2. The crowd counting method based on the multi-scale attention-guiding mechanism network as claimed in claim 1, wherein:

in the guiding attention mechanism model, weighted attention feature maps under different scales are obtained according to the space attention and the channel attention.

3. The crowd counting method based on the multi-scale attention-guiding mechanism network as claimed in claim 1, wherein:

by setting different loss functions, the attention mechanism model is guided to self-adjust the feature information needing attention in training.

4. The crowd counting method based on the multi-scale attention-guiding mechanism network as claimed in claim 3, wherein:

and according to the obtained feature map and the multi-scale fusion feature map, combining a coder-decoder of the guiding attention mechanism model and an attention mechanism module to obtain first attention loss functions on all scales, and adding the first attention loss functions on all scales to obtain combined guiding loss.

5. The crowd counting method based on the multi-scale attention-guiding mechanism network as claimed in claim 3, wherein:

and guiding the output of the coder-decoder to be consistent or nearly consistent with the input characteristics, combining the reconstructed characteristic diagram and the input characteristic diagram to obtain second attention loss functions on all scales, and adding the second attention loss functions on all scales to obtain combined reconstruction loss.

6. The crowd counting method based on the multi-scale attention-guiding mechanism network as claimed in claim 1, wherein:

and performing concatee operation on the obtained multiple feature maps, and then performing convolution operation to generate the multi-scale fusion feature map.

7. The crowd counting method based on the multi-scale attention-guiding mechanism network as claimed in claim 1, wherein:

and accumulating and summing the pixel values of the crowd density image to obtain a final crowd counting value.

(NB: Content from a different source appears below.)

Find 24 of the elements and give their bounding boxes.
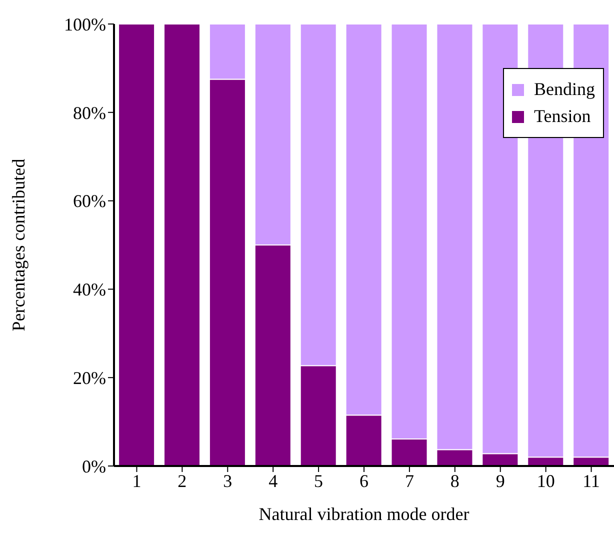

8. A crowd counting system based on a multi-scale attention-guiding mechanism network is characterized in that: the method comprises the following steps:

9. A computer-readable storage medium, on which a program is stored, which program, when being executed by a processor, is adapted to carry out the steps of the method for population counting based on a multi-scale guided attention mechanism network according to any one of claims 1-7.

10. An electronic device comprising a memory, a processor and a program stored on the memory and executable on the processor, wherein the processor when executing the program implements the steps in the method for people counting based on a multi-scale attentive force mechanism network according to any of claims 1-7.